Philippe Blain <levraiphilippeblain@gmail.com> writes: > I would maybe add more details here, something like the following > (we can cite your previous attempt, because it was merged to 'master'): > > The first attempt to fix this regression, in 1b7ac4e6d4 > (submodules: fix of regression on fetching of non-init > subsub-repo, 2020-11-12), by simply reverting a62387b, resulted in > an infinite loop of submodule fetches in the simpler case of a > recursive fetch of a superproject with uninitialized submodules, > and so this commit was reverted in 7091499bc0 (Revert "submodules: > fix of regression on fetching of non-init subsub-repo", > 2020-12-02). To prevent future breakages, also add a regression > test for this scenario.
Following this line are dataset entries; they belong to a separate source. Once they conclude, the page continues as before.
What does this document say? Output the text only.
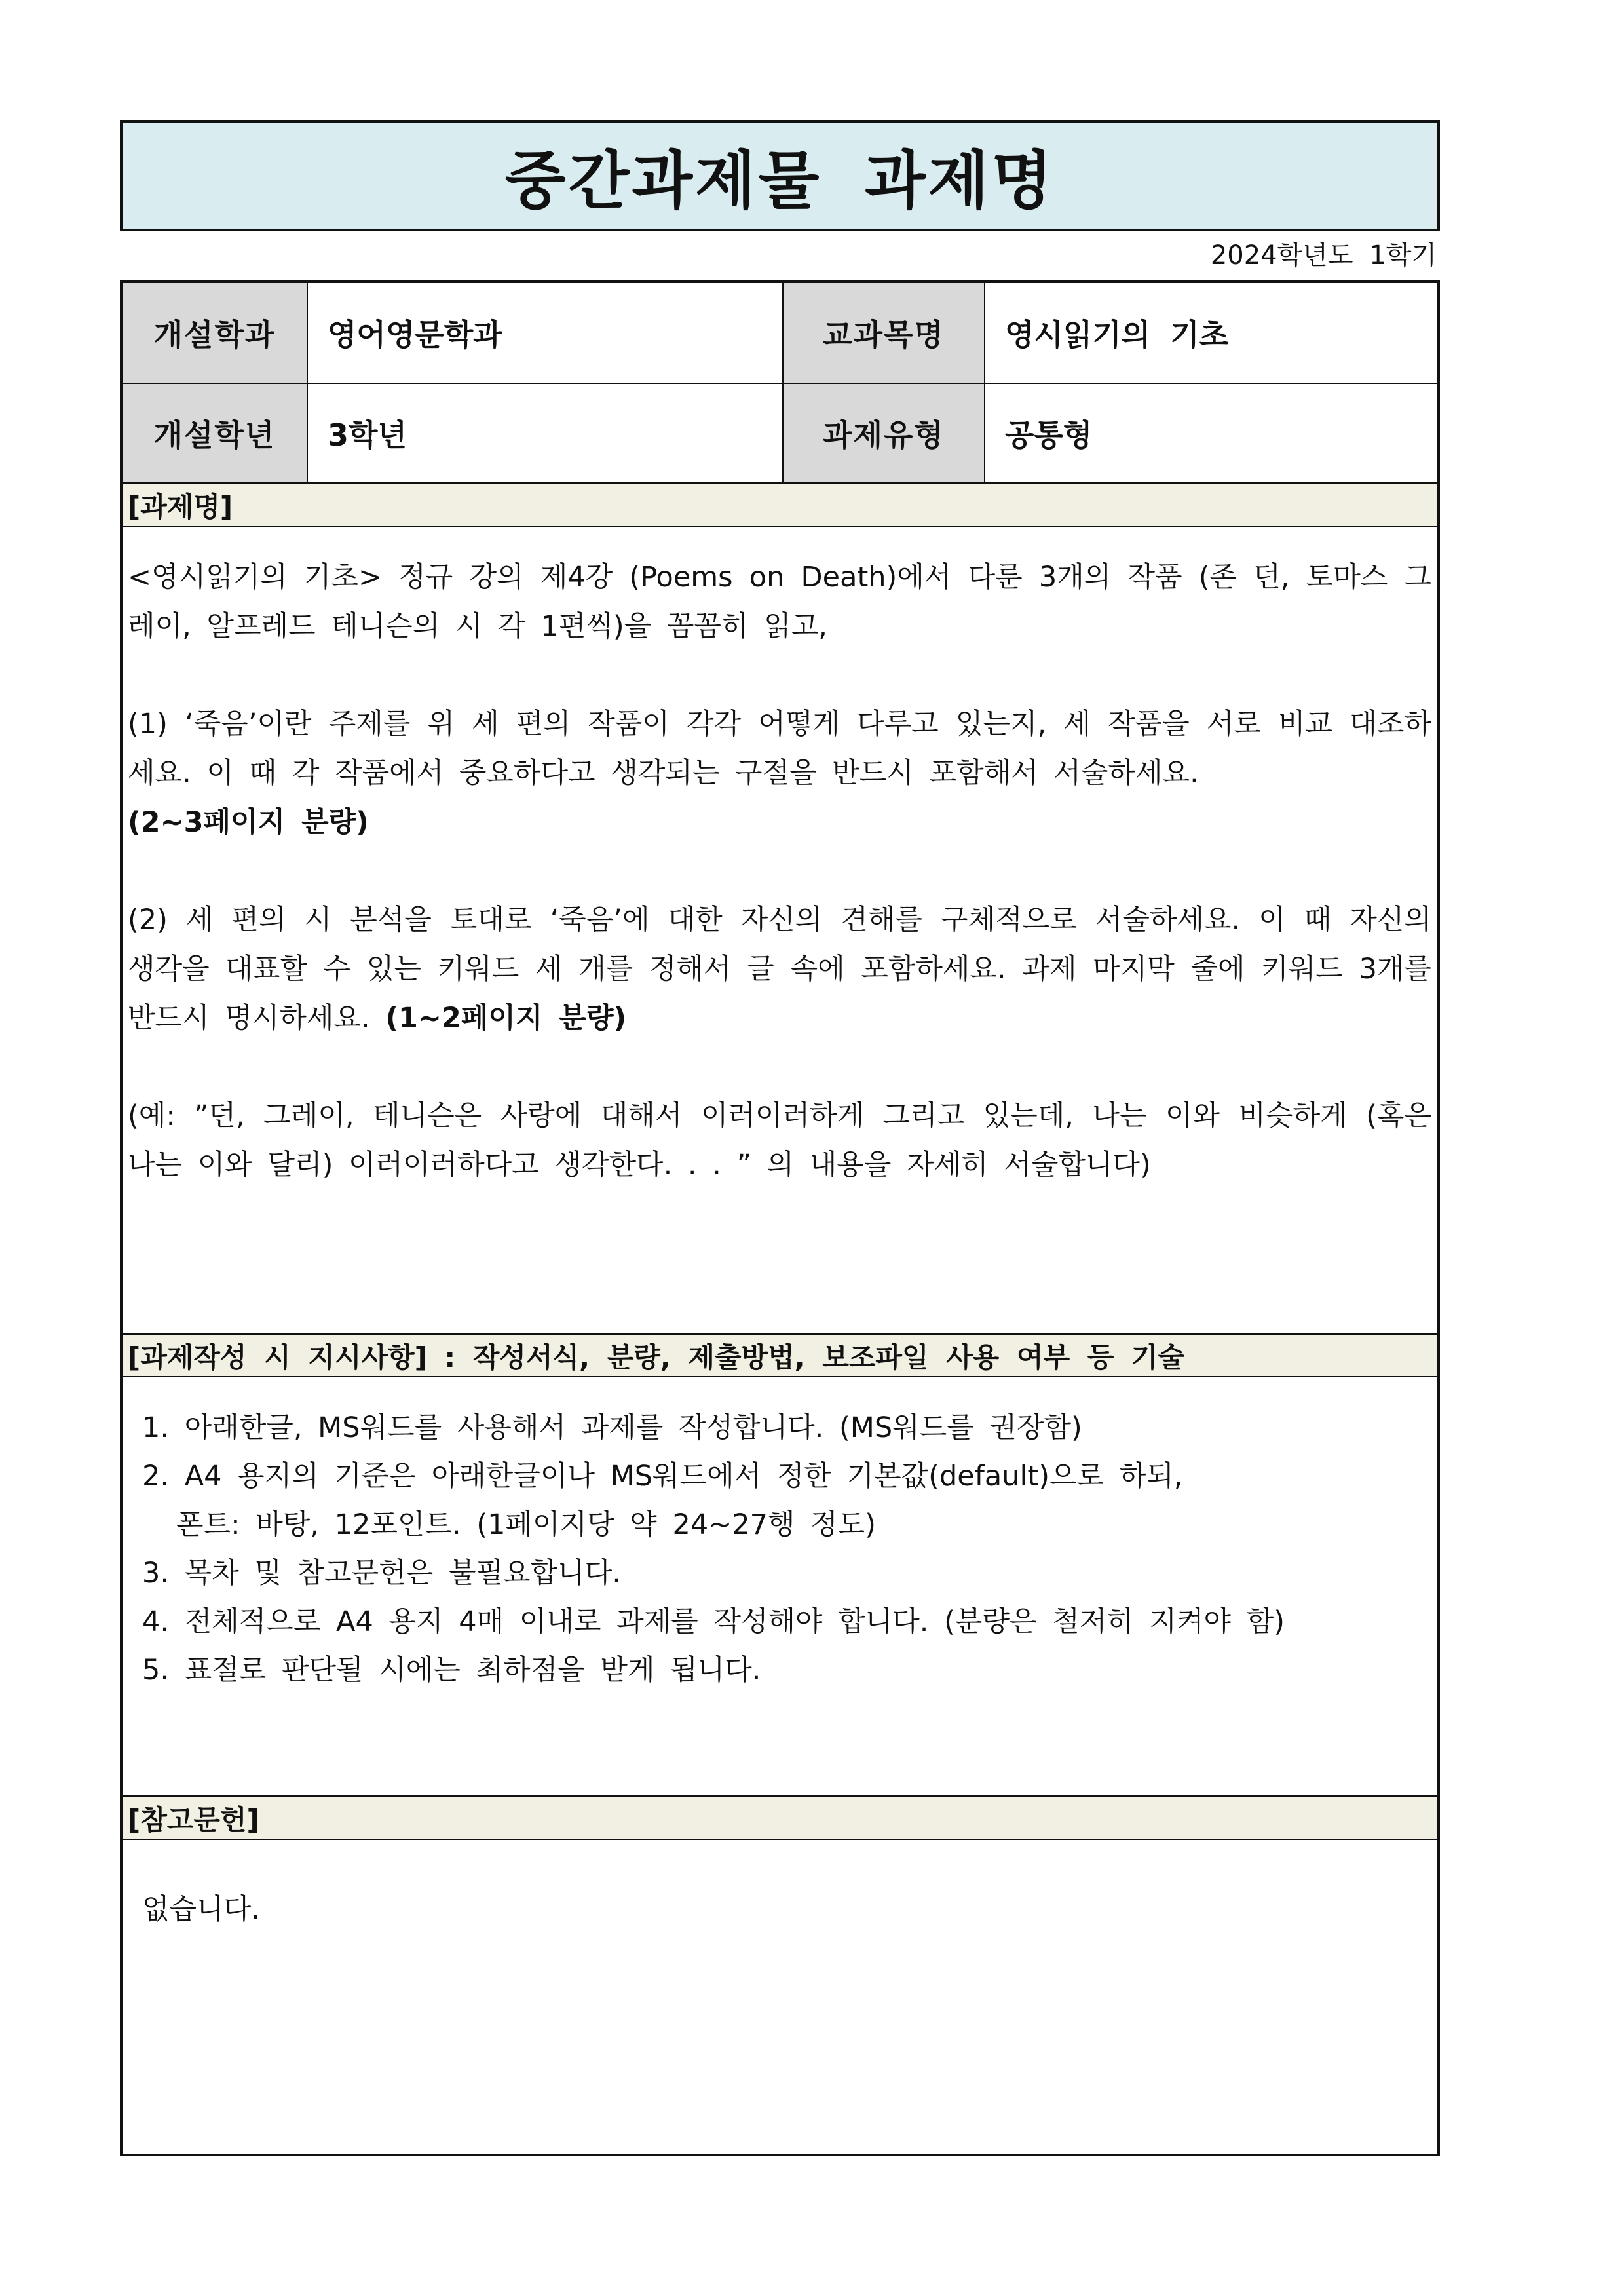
중간과제물 과제명
2024학년도 1학기
개설학과	영어영문학과	교과목명	영시읽기의 기초
개설학년	3학년	과제유형	공통형
[과제명]

<영시읽기의 기초> 정규 강의 제4강 (Poems on Death)에서 다룬 3개의 작품 (존 던, 토마스 그레이, 알프레드 테니슨의 시 각 1편씩)을 꼼꼼히 읽고,

(1) ‘죽음’이란 주제를 위 세 편의 작품이 각각 어떻게 다루고 있는지, 세 작품을 서로 비교 대조하세요. 이 때 각 작품에서 중요하다고 생각되는 구절을 반드시 포함해서 서술하세요.

(2~3페이지 분량)

(2) 세 편의 시 분석을 토대로 ‘죽음’에 대한 자신의 견해를 구체적으로 서술하세요. 이 때 자신의 생각을 대표할 수 있는 키워드 세 개를 정해서 글 속에 포함하세요. 과제 마지막 줄에 키워드 3개를 반드시 명시하세요. (1~2페이지 분량)

(예: ”던, 그레이, 테니슨은 사랑에 대해서 이러이러하게 그리고 있는데, 나는 이와 비슷하게 (혹은 나는 이와 달리) 이러이러하다고 생각한다. . . ” 의 내용을 자세히 서술합니다)

[과제작성 시 지시사항] : 작성서식, 분량, 제출방법, 보조파일 사용 여부 등 기술
1. 아래한글, MS워드를 사용해서 과제를 작성합니다. (MS워드를 권장함)
2. A4 용지의 기준은 아래한글이나 MS워드에서 정한 기본값(default)으로 하되,
폰트: 바탕, 12포인트. (1페이지당 약 24~27행 정도)
3. 목차 및 참고문헌은 불필요합니다.
4. 전체적으로 A4 용지 4매 이내로 과제를 작성해야 합니다. (분량은 철저히 지켜야 함)
5. 표절로 판단될 시에는 최하점을 받게 됩니다.
[참고문헌]
없습니다.
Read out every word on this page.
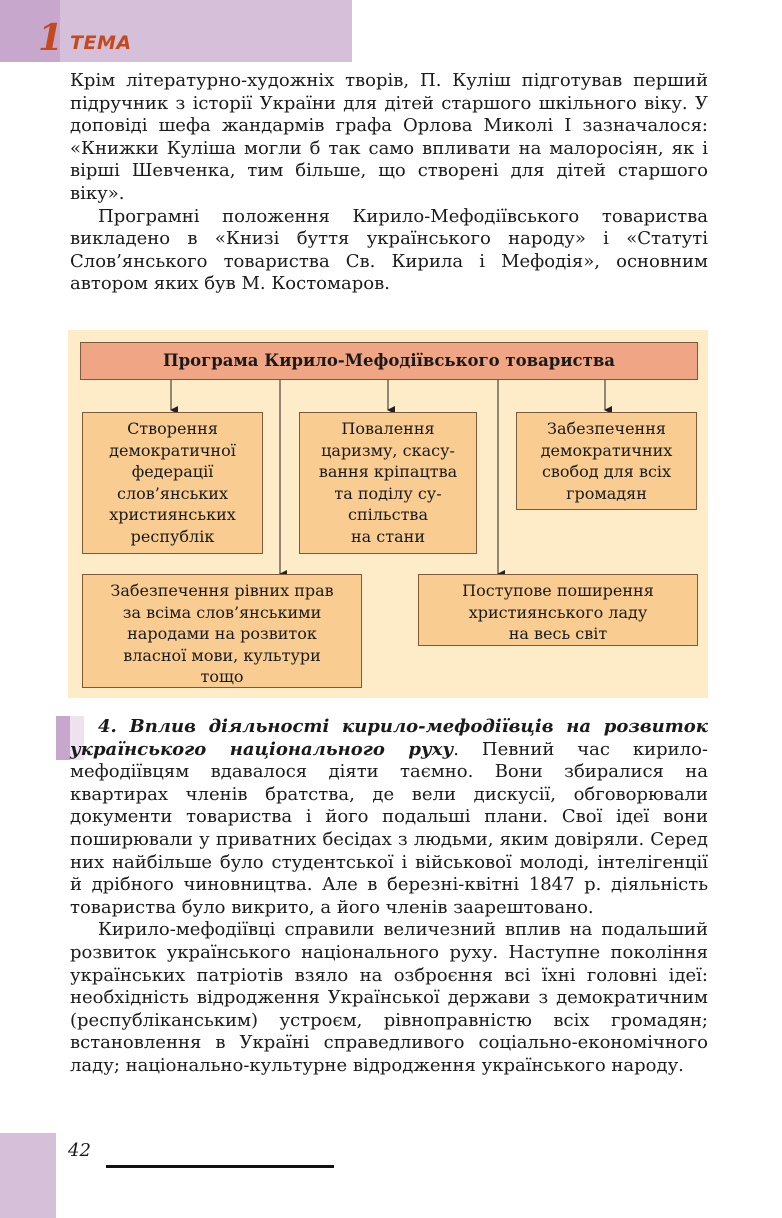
1 ТЕМА

Крім літературно-художніх творів, П. Куліш підготував перший підручник з історії України для дітей старшого шкільного віку. У доповіді шефа жандармів графа Орлова Миколі I зазначалося: «Книжки Куліша могли б так само впливати на малоросіян, як і вірші Шевченка, тим більше, що створені для дітей старшого віку».

Програмні положення Кирило-Мефодіївського товариства викладено в «Книзі буття українського народу» і «Статуті Слов’янського товариства Св. Кирила і Мефодія», основним автором яких був М. Костомаров.

Програма Кирило-Мефодіївського товариства
Створення
демократичної
федерації
слов’янських
християнських
республік
Повалення
царизму, скасу-
вання кріпацтва
та поділу су-
спільства
на стани
Забезпечення
демократичних
свобод для всіх
громадян
Забезпечення рівних прав
за всіма слов’янськими
народами на розвиток
власної мови, культури
тощо
Поступове поширення
християнського ладу
на весь світ

4. Вплив діяльності кирило-мефодіївців на розвиток українського національного руху. Певний час кирило-мефодіївцям вдавалося діяти таємно. Вони збиралися на квартирах членів братства, де вели дискусії, обговорювали документи товариства і його подальші плани. Свої ідеї вони поширювали у приватних бесідах з людьми, яким довіряли. Серед них найбільше було студентської і військової молоді, інтелігенції й дрібного чиновництва. Але в березні-квітні 1847 р. діяльність товариства було викрито, а його членів заарештовано.

Кирило-мефодіївці справили величезний вплив на подальший розвиток українського національного руху. Наступне покоління українських патріотів взяло на озброєння всі їхні головні ідеї: необхідність відродження Української держави з демократичним (республіканським) устроєм, рівноправністю всіх громадян; встановлення в Україні справедливого соціально-економічного ладу; національно-культурне відродження українського народу.

42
Forgot to mention in my other response, but I do find this a very sensible addition. Thanks.
Hi Junio, > Le 7 déc. 2020 à 14:22, Junio C Hamano <gitster@pobox.com> a écrit : > > Peter Kaestle <peter.kaestle@nokia.com> writes: > >> +add_commit_push () { >> + dir="$1" && >> + msg="$2" && >> + shift 2 && >> + git -C "$dir" add "$@" && >> + git -C "$dir" commit -a -m "$msg" && >> + git -C "$dir" push >> +} >> + >> +compare_refs_in_dir () { >> + fail= && >> + if test "x$1" = 'x!' >> + then >> + fail='!' && >> + shift >> + fi && >> + git -C "$1" rev-parse --verify "$2" >expect && >> + git -C "$3" rev-parse --verify "$4" >actual && >> + eval $fail test_cmp expect actual >> +} > > > >> +test_expect_success 'fetching a superproject containing an uninitialized sub/sub project' ' >> + # depends on previous test for setup >> + >> + git -C B/ fetch && >> + compare_refs_in_dir A origin/master B origin/master > > Can we do this without relying on the name of the default branch? > Perhaps when outer, middle and inner are prepared, they can be > forced to be on the 'sample' (not 'master' nor 'main') branch, or > something like that? Or, simpler, we could call "git remote set-head -a' in A and B in the setup script, which would make origin/HEAD in A and B point to the default branch, such that the call here could be : compare_refs_in_dir A origin/HEAD B origin/HEAD Philippe.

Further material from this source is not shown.